Perhaps, no other ministry has hurt India’s economic revival as much as the ministry of environment and forests (MoEF).
Ostensibly espousing a noble cause, apparently promoting inclusive growth, it has actually turned the law on its head. The MoEF has trampled on development plans and industrial development, including mining.
And nowhere is this more evident than in the MoEF’s tacit support to a resolution by 12 gram panchayats (village councils) to exclude all mining activity within a 150 km radius from the hilltop of Niyam Raja, the presiding deity of the tribals in that region.
The panchayats claimed that “the entire Niyamgiri hill range is sacred for us and the source of our livelihood”.
Intriguingly, the MoEF, which pushed the tribals’ cause in the first place, has chosen to remain silent. It possibly does not even comprehend what a 150-km radius means, and the implications such a move could have on the entire nation. If that is true, it should be disbanded on ground of incompetence.
A 150-km radius translates into 70,000 square km. Compare this with the geographical spread of some of the most sacred places in the world.
Vatican city, for instance, accounts for barely 0.4 sq km. The holiest of shrines for Muslims, Masjid al-Haram, which contains the venerated Kaaba, is spread over just 0.4 sq km. Tirupati city, not just the temple, accounts for 24 sq km.
This is despite the host countries having a lower population density per sq km than India. Is the MoEF stark raving mad?
Consider the implications. A tribe, settled along the banks of the Ganges or the Yamuna, can now claim that “the entire river is sacred for us and the source of our livelihood”. So, do we ban cities along the banks, or scrap the Ganga and Yamuna expressways? What if another tribe that dwells near the Himalayas echoes similar views and claims that the “entire mountain range is sacred for us and the source of our livelihood”? No sane government would buy such an argument.

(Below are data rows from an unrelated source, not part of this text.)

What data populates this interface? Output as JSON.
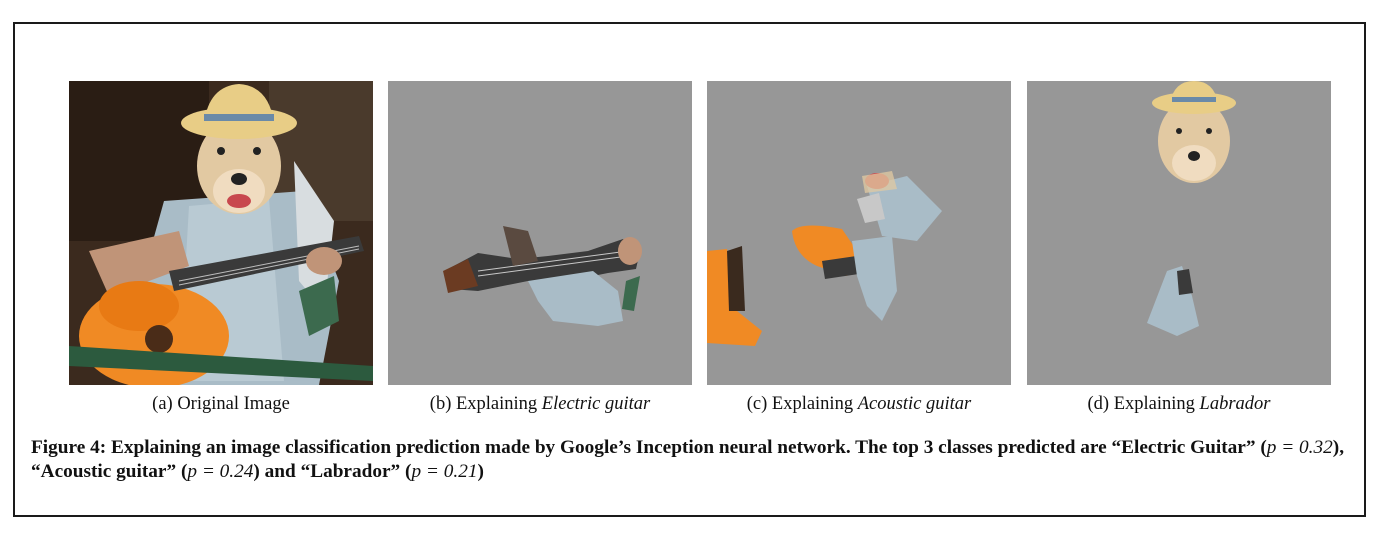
{
  "panels": [
    {
      "id": "a",
      "prefix": "(a) Original Image",
      "italic": ""
    },
    {
      "id": "b",
      "prefix": "(b) Explaining ",
      "italic": "Electric guitar"
    },
    {
      "id": "c",
      "prefix": "(c) Explaining ",
      "italic": "Acoustic guitar"
    },
    {
      "id": "d",
      "prefix": "(d) Explaining ",
      "italic": "Labrador"
    }
  ],
  "figure_caption": {
    "label": "Figure 4:",
    "text_1": " Explaining an image classification prediction made by Google’s Inception neural network. The top 3 classes predicted are “Electric Guitar” (",
    "p1": "p = 0.32",
    "text_2": "), “Acoustic guitar” (",
    "p2": "p = 0.24",
    "text_3": ") and “Labrador” (",
    "p3": "p = 0.21",
    "text_4": ")"
  },
  "colors": {
    "mask_gray": "#979797",
    "guitar_orange": "#f08a24",
    "shirt_blue": "#a9bcc7",
    "dog_fur": "#e2c9a2",
    "hat_straw": "#e8cd86",
    "background_dark": "#3b2a1e"
  }
}
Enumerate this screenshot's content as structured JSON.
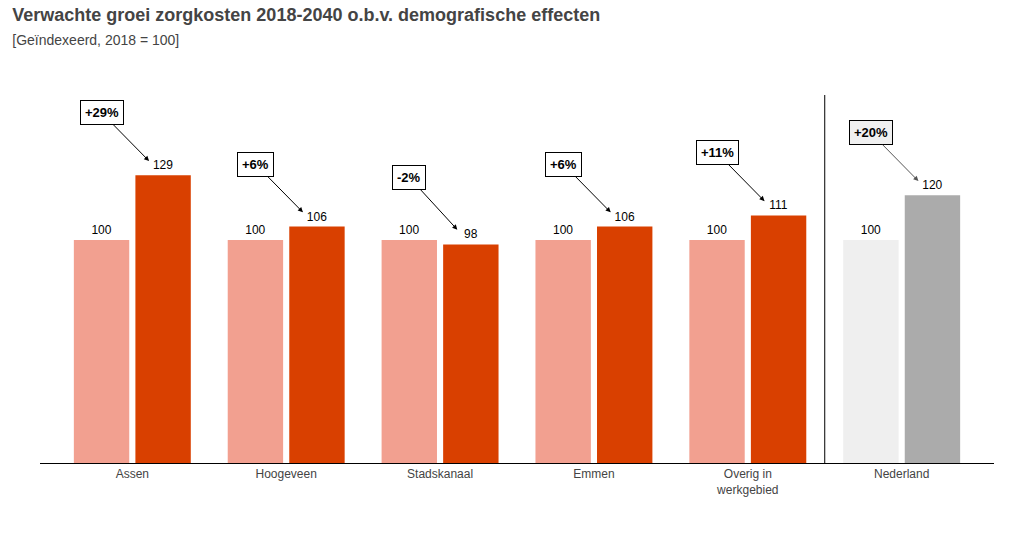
{
  "chart_data": {
    "type": "bar",
    "title": "Verwachte groei zorgkosten 2018-2040 o.b.v. demografische effecten",
    "subtitle": "[Geïndexeerd, 2018 = 100]",
    "categories": [
      "Assen",
      "Hoogeveen",
      "Stadskanaal",
      "Emmen",
      "Overig in\nwerkgebied",
      "Nederland"
    ],
    "series": [
      {
        "values": [
          100,
          100,
          100,
          100,
          100,
          100
        ],
        "colors": [
          "#F2A090",
          "#F2A090",
          "#F2A090",
          "#F2A090",
          "#F2A090",
          "#EFEFEF"
        ]
      },
      {
        "values": [
          129,
          106,
          98,
          106,
          111,
          120
        ],
        "colors": [
          "#D94000",
          "#D94000",
          "#D94000",
          "#D94000",
          "#D94000",
          "#ABABAB"
        ]
      }
    ],
    "annotations": [
      "+29%",
      "+6%",
      "-2%",
      "+6%",
      "+11%",
      "+20%"
    ],
    "ylim": [
      0,
      165
    ],
    "data_labels": true,
    "tick_labels": "x",
    "grid": false
  }
}
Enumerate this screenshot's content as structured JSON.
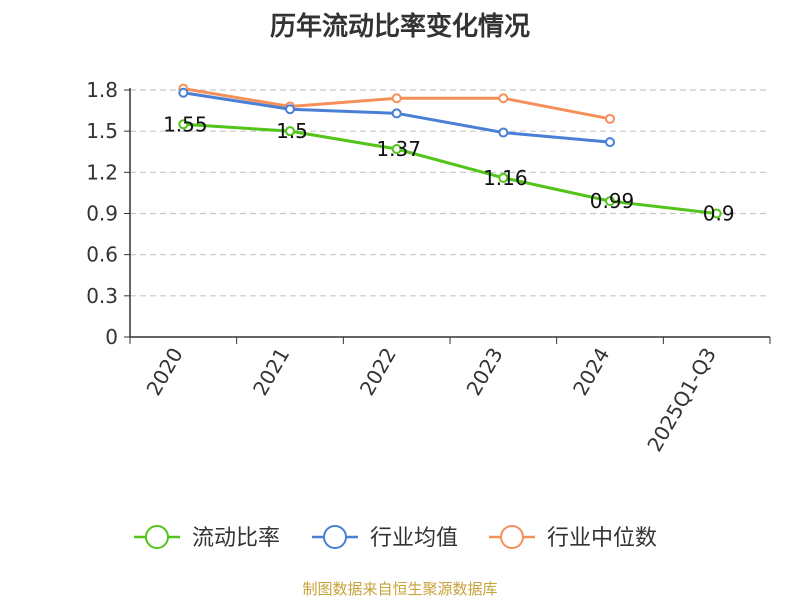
{
  "chart_data": {
    "type": "line",
    "title": "历年流动比率变化情况",
    "categories": [
      "2020",
      "2021",
      "2022",
      "2023",
      "2024",
      "2025Q1-Q3"
    ],
    "yticks": [
      "0",
      "0.3",
      "0.6",
      "0.9",
      "1.2",
      "1.5",
      "1.8"
    ],
    "ylim": [
      0,
      1.8
    ],
    "grid": "horizontal dashed",
    "legend_position": "bottom",
    "series": [
      {
        "name": "流动比率",
        "color": "#52c41a",
        "values": [
          1.55,
          1.5,
          1.37,
          1.16,
          0.99,
          0.9
        ],
        "labels": [
          "1.55",
          "1.5",
          "1.37",
          "1.16",
          "0.99",
          "0.9"
        ]
      },
      {
        "name": "行业均值",
        "color": "#4a7fd6",
        "values": [
          1.78,
          1.66,
          1.63,
          1.49,
          1.42,
          null
        ]
      },
      {
        "name": "行业中位数",
        "color": "#f5905a",
        "values": [
          1.81,
          1.68,
          1.74,
          1.74,
          1.59,
          null
        ]
      }
    ]
  },
  "source_note": "制图数据来自恒生聚源数据库"
}
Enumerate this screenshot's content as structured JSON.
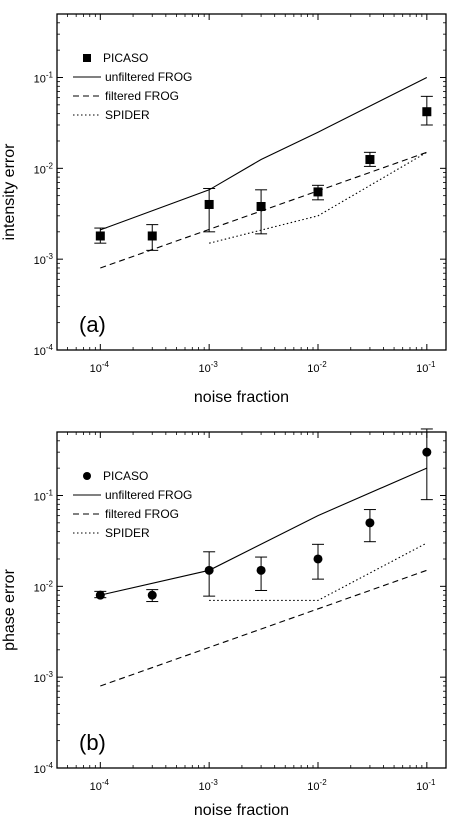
{
  "chart_data": [
    {
      "type": "scatter",
      "panel_label": "(a)",
      "xlabel": "noise fraction",
      "ylabel": "intensity error",
      "xscale": "log",
      "yscale": "log",
      "xlim": [
        4e-05,
        0.15
      ],
      "ylim": [
        0.0001,
        0.5
      ],
      "xticks": [
        {
          "base": "10",
          "exp": "-4",
          "value": 0.0001
        },
        {
          "base": "10",
          "exp": "-3",
          "value": 0.001
        },
        {
          "base": "10",
          "exp": "-2",
          "value": 0.01
        },
        {
          "base": "10",
          "exp": "-1",
          "value": 0.1
        }
      ],
      "yticks": [
        {
          "base": "10",
          "exp": "-4",
          "value": 0.0001
        },
        {
          "base": "10",
          "exp": "-3",
          "value": 0.001
        },
        {
          "base": "10",
          "exp": "-2",
          "value": 0.01
        },
        {
          "base": "10",
          "exp": "-1",
          "value": 0.1
        }
      ],
      "legend_position": "top-left",
      "series": [
        {
          "name": "PICASO",
          "kind": "points",
          "marker": "square",
          "x": [
            0.0001,
            0.0003,
            0.001,
            0.003,
            0.01,
            0.03,
            0.1
          ],
          "y": [
            0.0018,
            0.0018,
            0.004,
            0.0038,
            0.0055,
            0.0125,
            0.042
          ],
          "err_low": [
            0.0015,
            0.00125,
            0.002,
            0.0019,
            0.0045,
            0.0105,
            0.03
          ],
          "err_high": [
            0.0022,
            0.0024,
            0.006,
            0.0058,
            0.0065,
            0.015,
            0.062
          ]
        },
        {
          "name": "unfiltered FROG",
          "kind": "line",
          "dash": "solid",
          "x": [
            0.0001,
            0.001,
            0.003,
            0.01,
            0.1
          ],
          "y": [
            0.0021,
            0.0058,
            0.0125,
            0.025,
            0.1
          ]
        },
        {
          "name": "filtered FROG",
          "kind": "line",
          "dash": "dashed",
          "x": [
            0.0001,
            0.1
          ],
          "y": [
            0.0008,
            0.015
          ]
        },
        {
          "name": "SPIDER",
          "kind": "line",
          "dash": "dotted",
          "x": [
            0.001,
            0.01,
            0.1
          ],
          "y": [
            0.0015,
            0.003,
            0.015
          ]
        }
      ]
    },
    {
      "type": "scatter",
      "panel_label": "(b)",
      "xlabel": "noise fraction",
      "ylabel": "phase error",
      "xscale": "log",
      "yscale": "log",
      "xlim": [
        4e-05,
        0.15
      ],
      "ylim": [
        0.0001,
        0.5
      ],
      "xticks": [
        {
          "base": "10",
          "exp": "-4",
          "value": 0.0001
        },
        {
          "base": "10",
          "exp": "-3",
          "value": 0.001
        },
        {
          "base": "10",
          "exp": "-2",
          "value": 0.01
        },
        {
          "base": "10",
          "exp": "-1",
          "value": 0.1
        }
      ],
      "yticks": [
        {
          "base": "10",
          "exp": "-4",
          "value": 0.0001
        },
        {
          "base": "10",
          "exp": "-3",
          "value": 0.001
        },
        {
          "base": "10",
          "exp": "-2",
          "value": 0.01
        },
        {
          "base": "10",
          "exp": "-1",
          "value": 0.1
        }
      ],
      "legend_position": "top-left",
      "series": [
        {
          "name": "PICASO",
          "kind": "points",
          "marker": "circle",
          "x": [
            0.0001,
            0.0003,
            0.001,
            0.003,
            0.01,
            0.03,
            0.1
          ],
          "y": [
            0.008,
            0.008,
            0.015,
            0.015,
            0.02,
            0.05,
            0.3
          ],
          "err_low": [
            0.0075,
            0.0068,
            0.0078,
            0.009,
            0.012,
            0.031,
            0.09
          ],
          "err_high": [
            0.0088,
            0.0092,
            0.024,
            0.021,
            0.029,
            0.07,
            0.54
          ]
        },
        {
          "name": "unfiltered FROG",
          "kind": "line",
          "dash": "solid",
          "x": [
            0.0001,
            0.001,
            0.01,
            0.1
          ],
          "y": [
            0.008,
            0.015,
            0.06,
            0.2
          ]
        },
        {
          "name": "filtered FROG",
          "kind": "line",
          "dash": "dashed",
          "x": [
            0.0001,
            0.1
          ],
          "y": [
            0.0008,
            0.015
          ]
        },
        {
          "name": "SPIDER",
          "kind": "line",
          "dash": "dotted",
          "x": [
            0.001,
            0.01,
            0.1
          ],
          "y": [
            0.007,
            0.007,
            0.03
          ]
        }
      ]
    }
  ]
}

So, are the members of the MoEF insane? Or, is there a hidden agenda?
True, the panchayats were held on the direction of the Supreme Court (SC) through its order dated April 18, 2013. But the SC had also directed the MoEF to take a final view on the issue of forest clearance of the project taking into consideration the proceedings of the village councils. Instead, the MoEF’s silence suggests that it wants to ratify this preposterous demand.
Sadly, even the SC was possibly swayed by the MoEF, when the latter demanded that the tribals’ views should be taken into account. The ministry had relied on another SC order judgment (Union of India v. Rakesh Kumar, (2010) 4 SCC 50).
But that judgment related only to minor minerals [That judgment states: tribals’ views “be made mandatory prior to grant of prospective licence or mining lease for minor minerals in the Scheduled Areas”]. The present case relates to bauxite for making aluminium, a major mineral.
The MoEF was probably making a vexatious use of the legal process by playing this last-minute gambit in October 2010 to thwart the mining company (Vedanta/Sterlite) from proceeding with its mining plans. It was after the SC had given its detailed judgment on the matter on November 23, 2007, after hearing the matter for four years.
This order was further reiterated by the SC through two separate orders, both on August 8, 2008.
The MoEF rejected Sterlite/ Vedanta’s mining proposal on August 24, 2010. The ministry did this after Vedanta/Sterlite had accepted, in 2008, all the conditions for the rehabilitation package laid down by the SC for the tribals and the project affected population.
It was done after the company had already invested around Rs 5,000 crore in its refining unit, and was now keen on integrating it with mining.
As a result, the impoverished people of Kalahandi continue to remain abjectly poor; employment generation has been thwarted; unlocking of national wealth delayed; and economic development tripped. And all this was done by a government that claims to be secular and progressive.